The Series B brings Harmattan AI’s total funding to $242 million, following earlier rounds led by Atlantic, FirstMark, Motier Ventures, and Sisyphus Ventures. The new capital will accelerate manufacturing, expand into new operational theaters, and scale AI‑enabled missions across air, electronic warfare, and interception domains. With a $1.4B valuation and growing demand from NATO forces adapting to drone‑centric warfare, Harmattan AI is positioning itself as a central player in the next era of defense autonomy.

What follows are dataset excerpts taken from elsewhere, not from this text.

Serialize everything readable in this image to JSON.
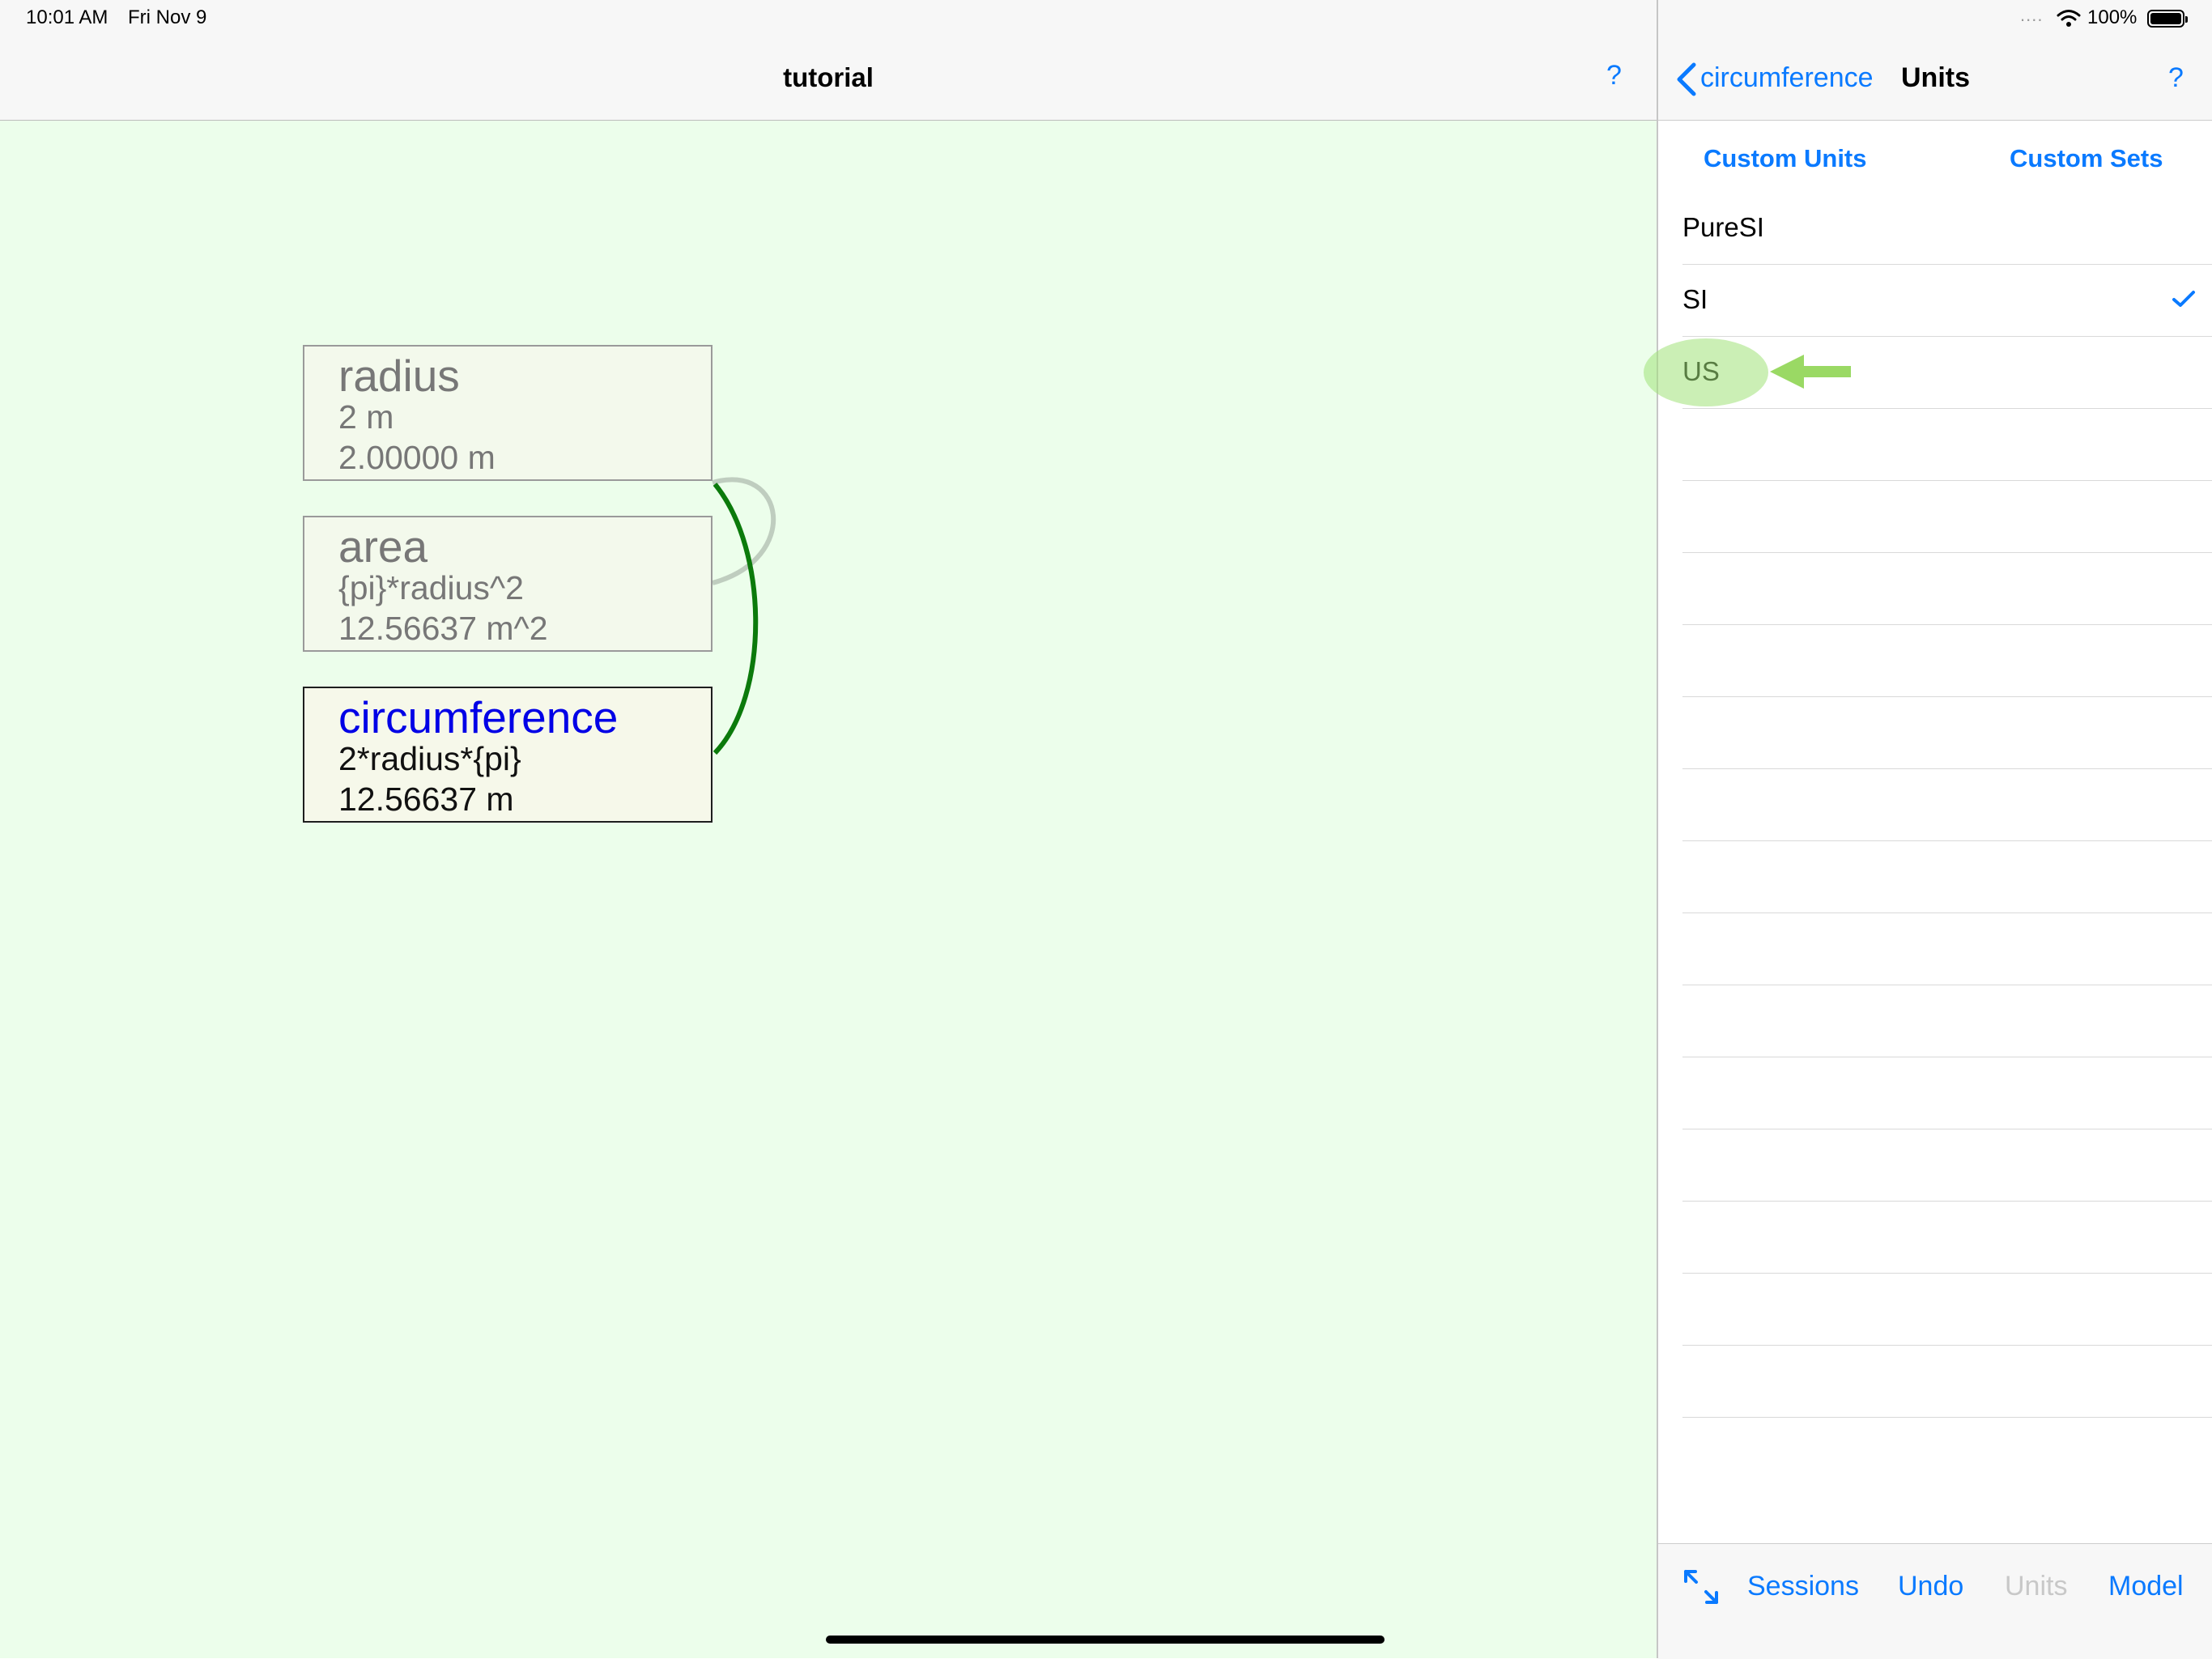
{
  "status_bar": {
    "time": "10:01 AM",
    "date": "Fri Nov 9",
    "signal": "....",
    "battery_percent": "100%"
  },
  "left_pane": {
    "title": "tutorial",
    "help": "?",
    "nodes": [
      {
        "title": "radius",
        "expression": "2 m",
        "value": "2.00000 m",
        "selected": false
      },
      {
        "title": "area",
        "expression": "{pi}*radius^2",
        "value": "12.56637 m^2",
        "selected": false
      },
      {
        "title": "circumference",
        "expression": "2*radius*{pi}",
        "value": "12.56637 m",
        "selected": true
      }
    ]
  },
  "right_pane": {
    "back_label": "circumference",
    "title": "Units",
    "help": "?",
    "segments": [
      "Custom Units",
      "Custom Sets"
    ],
    "unit_sets": [
      {
        "label": "PureSI",
        "checked": false
      },
      {
        "label": "SI",
        "checked": true
      },
      {
        "label": "US",
        "checked": false,
        "highlighted": true
      },
      {
        "label": ""
      },
      {
        "label": ""
      },
      {
        "label": ""
      },
      {
        "label": ""
      },
      {
        "label": ""
      },
      {
        "label": ""
      },
      {
        "label": ""
      },
      {
        "label": ""
      },
      {
        "label": ""
      },
      {
        "label": ""
      },
      {
        "label": ""
      },
      {
        "label": ""
      },
      {
        "label": ""
      },
      {
        "label": ""
      }
    ],
    "toolbar": {
      "expand_icon": "expand-arrows-icon",
      "items": [
        {
          "label": "Sessions",
          "enabled": true
        },
        {
          "label": "Undo",
          "enabled": true
        },
        {
          "label": "Units",
          "enabled": false
        },
        {
          "label": "Model",
          "enabled": true
        }
      ]
    }
  },
  "colors": {
    "canvas_background": "#ecfeeb",
    "accent": "#0a7aff",
    "selected_node_title": "#0000e6",
    "dependency_link": "#0b7a0b",
    "inactive_link": "#bfcdbf",
    "highlight": "#a0e278"
  }
}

🌍 A Future Written in AI and Strategic Autonomy

From a young startup to a defense unicorn in under two years, Harmattan AI embodies a shift in how nations prepare for the future of conflict—fast, autonomous, and AI‑coordinated. As global tensions reshape defense priorities, the company’s rise signals a broader movement toward sovereign AI systems capable of protecting democratic nations in an increasingly unpredictable world.

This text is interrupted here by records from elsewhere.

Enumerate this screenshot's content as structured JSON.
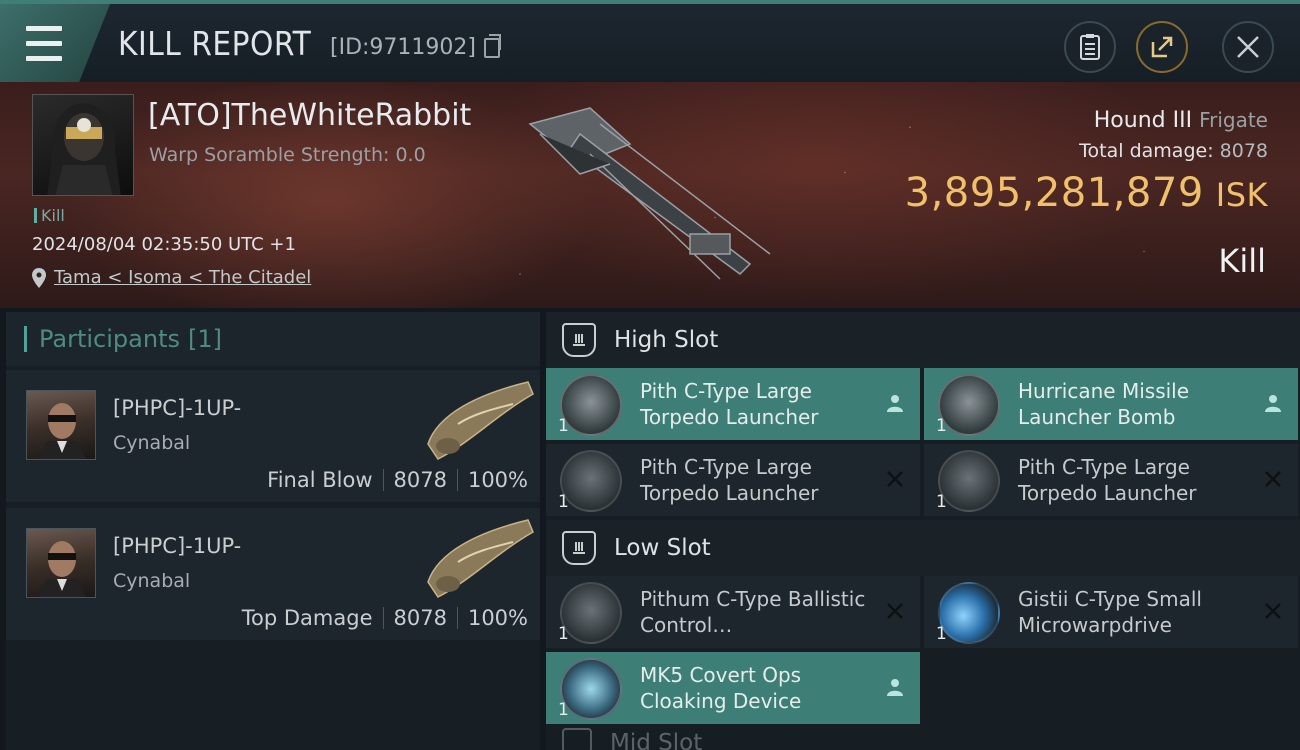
{
  "window": {
    "title": "KILL REPORT",
    "report_id": "[ID:9711902]"
  },
  "victim": {
    "pilot": "[ATO]TheWhiteRabbit",
    "scramble": "Warp Soramble Strength: 0.0",
    "tag": "Kill",
    "datetime": "2024/08/04 02:35:50 UTC +1",
    "location": "Tama < Isoma < The Citadel",
    "ship_name": "Hound III",
    "ship_class": "Frigate",
    "total_damage_label": "Total damage:",
    "total_damage": "8078",
    "isk_value": "3,895,281,879",
    "isk_unit": "ISK",
    "result": "Kill"
  },
  "participants": {
    "title": "Participants",
    "count": "[1]",
    "rows": [
      {
        "name": "[PHPC]-1UP-",
        "ship": "Cynabal",
        "role": "Final Blow",
        "damage": "8078",
        "percent": "100%"
      },
      {
        "name": "[PHPC]-1UP-",
        "ship": "Cynabal",
        "role": "Top Damage",
        "damage": "8078",
        "percent": "100%"
      }
    ]
  },
  "fitting": {
    "high_slot": {
      "label": "High Slot",
      "modules": [
        {
          "name": "Pith C-Type Large Torpedo Launcher",
          "qty": "1",
          "state": "dropped"
        },
        {
          "name": "Hurricane Missile Launcher Bomb",
          "qty": "1",
          "state": "dropped"
        },
        {
          "name": "Pith C-Type Large Torpedo Launcher",
          "qty": "1",
          "state": "destroyed"
        },
        {
          "name": "Pith C-Type Large Torpedo Launcher",
          "qty": "1",
          "state": "destroyed"
        }
      ]
    },
    "low_slot": {
      "label": "Low Slot",
      "modules": [
        {
          "name": "Pithum C-Type Ballistic Control…",
          "qty": "1",
          "state": "destroyed"
        },
        {
          "name": "Gistii C-Type Small Microwarpdrive",
          "qty": "1",
          "state": "destroyed"
        },
        {
          "name": "MK5 Covert Ops Cloaking Device",
          "qty": "1",
          "state": "dropped"
        }
      ]
    },
    "next_slot": {
      "label": "Mid Slot"
    }
  },
  "colors": {
    "accent": "#3d7f77",
    "isk": "#f0c06a",
    "background": "#12181d"
  }
}
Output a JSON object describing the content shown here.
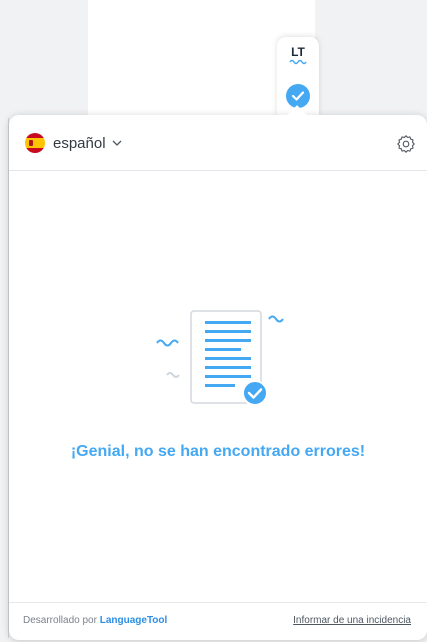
{
  "extension": {
    "logo_text": "LT",
    "logo_icon": "lt-logo-icon",
    "status_icon": "check-icon",
    "accent_color": "#45a8f2"
  },
  "popup": {
    "language": {
      "label": "español",
      "flag_icon": "spain-flag-icon",
      "dropdown_icon": "chevron-down-icon"
    },
    "settings_icon": "gear-icon",
    "illustration_icon": "document-checked-icon",
    "message": "¡Genial, no se han encontrado errores!",
    "footer": {
      "credit_prefix": "Desarrollado por",
      "credit_link": "LanguageTool",
      "report_link": "Informar de una incidencia"
    }
  }
}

#HarmattanAI 🚀 #DefenseTech 🛡️ #AutonomousFuture 🤖 #AIEra 🌐 #InnovationWinds 🌬️

Autonomy, Strength, and Wind Energy

The Doctrine of Dust‑Proof Autonomy
Harmattan AI was deliberately named after the West African wind not just for symbolism, but because the founders wanted a name that evoked unpredictability, resilience, and the ability to operate in degraded, chaotic environments. Internally, engineers refer to this philosophy as “operability in the dust” — meaning every system must function even when GPS is jammed, communications are unstable, or visibility is near zero. This is why Harmattan AI focuses so heavily on edge autonomy: drones and electronic‑warfare units that can make decisions locally, without relying on cloud connectivity. The company believes future conflicts will be shaped by environments where networks collapse, sensors are blinded, and traditional command structures break down — exactly the kind of conditions the real Harmattan wind creates. In other words, the name isn’t poetic branding. It’s a technical doctrine: If it can survive the Harmattan, it can survive the battlefield.